Nos últimos anos, os Houthis emergiram como um ator influente e controverso da geopolítica do Oriente Médio. Originado no norte do Iêmen como um movimento religioso e político, o grupo se consolidou como uma força militar significativa após a eclosão da guerra civil iemenita em 2014. A tomada da capital Sanaa e o subsequente confronto com o governo reconhecido internacionalmente levaram a uma intervenção militar liderada pela Arábia Saudita, ampliando o conflito para uma disputa regional com envolvimento de grandes potências, como Irã e Estados Unidos. A ascensão dos houthis transformou o Iêmen em um campo de batalha estratégico, com implicações que vão além das fronteiras do país, afetando rotas comerciais, segurança marítima e alianças políticas no Golfo Pérsico.


Diante desse cenário, busco com o presente artigo discutir e entender o papel dos houthis na geopolítica atual, considerando os desafios e as dinâmicas do Oriente Médio, visto que o grupo não apenas desafia diretamente as potências regionais, como Arábia Saudita e Emirados Árabes Unidos, mas também influencia a rivalidade entre Irã e Ocidente, tornando-se um agente fundamental no tabuleiro geopolítico da região. Além disso, os recentes ataques a navios no Mar Vermelho, atribuídos aos houthis, destacam a importância estratégica do movimento na segurança e no comércio global.  


O artigo foi dividido em duas partes. A primeira, trouxe discussões acerca das origens dos houthis no Iêmen, tais como as raízes ideológicas e religiosas, o processo de transformação do grupo em um ator político-militar e o papel desempenhado pelo mesmo no contexto da guerra no Iêmen, considerando a atuação feita pela Arábia Saudita. 


Já nessa segunda parte eu busco discutir o fortalecimento dos houthis no cenário iemenita no contexto do conflito civil de 2014; o estabelecimento de relações com aliados regionais como o Irã; o impacto da ação do movimento ao tomar o controle do estreito de Bab el-Mandeb e impacto no comércio global; e, por fim, mas não menos importante, o envolvimento do movimento na mais recente etapa do conflito Israel-Palestina, considerando o bombardeio de posições norte-americanas e israelenses, bem como o recente bombardeio executado pelos Estados Unidos no final de março de 2025.  

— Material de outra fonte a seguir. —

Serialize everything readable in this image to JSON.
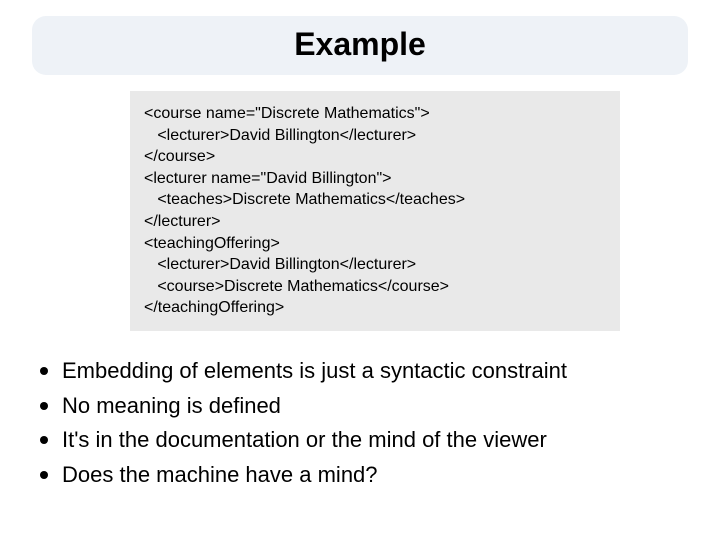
{
  "title": "Example",
  "code_lines": [
    "<course name=\"Discrete Mathematics\">",
    "   <lecturer>David Billington</lecturer>",
    "</course>",
    "<lecturer name=\"David Billington\">",
    "   <teaches>Discrete Mathematics</teaches>",
    "</lecturer>",
    "<teachingOffering>",
    "   <lecturer>David Billington</lecturer>",
    "   <course>Discrete Mathematics</course>",
    "</teachingOffering>"
  ],
  "bullets": [
    "Embedding of elements is just a syntactic constraint",
    "No meaning is defined",
    "It's in the documentation or the mind of the viewer",
    "Does the machine have a mind?"
  ],
  "colors": {
    "banner_bg": "#eef2f7",
    "code_bg": "#e9e9e9",
    "text": "#000000",
    "page_bg": "#ffffff"
  }
}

Da Primavera Árabe à Guerra Civil no Iêmen 


Com a Primavera Árabe, em 2011, a instabilidade política no país criou uma oportunidade para os houthis ampliarem sua atuação. As manifestações populares no país, assim como nos demais países árabes, tinham como plano de fundo descontentamentos de ordem social, política e econômica relacionados ao desemprego, à corrupção e ao autoritarismo do presidente Saleh que, por sua vez, exercia o cargo desde 1978. 


A repressão violenta por parte das forças de segurança apenas intensificou os protestos, culminando em uma grave crise política e humanitária. Pressionado interna e externamente — inclusive por países do Golfo — Saleh acabou aceitando um plano de transição mediado pelo Conselho de Cooperação do Golfo (CCG) e renunciou formalmente ao cargo em 2012 em troca de imunidade judicial. 


Apesar da saída de Saleh a transição política no Iêmen foi marcada por instabilidade, fragmentação do poder e insatisfação popular. O novo governo, liderado por Abd-Rabbuh Mansur Hadi, enfrentou alguns desafios, como, por exemplo, as tensões sectárias, a crise econômica, a presença de grupos armados e a falta de legitimidade política. Os houthis, já fortalecidos durante os confrontos anteriores com o governo, aproveitaram o vácuo de poder para expandir sua influência no âmbito nacional. Sentindo-se excluídos do processo político pós-Primavera Árabe, os houthis intensificaram sua mobilização e, em 2014, tomaram a capital Sanaa. Assim, a Primavera Árabe iemenita acabou criando as condições para o colapso do Estado e a eclosão de uma guerra civil duradoura, que será apresentada e discutida na próxima parte do artigo. 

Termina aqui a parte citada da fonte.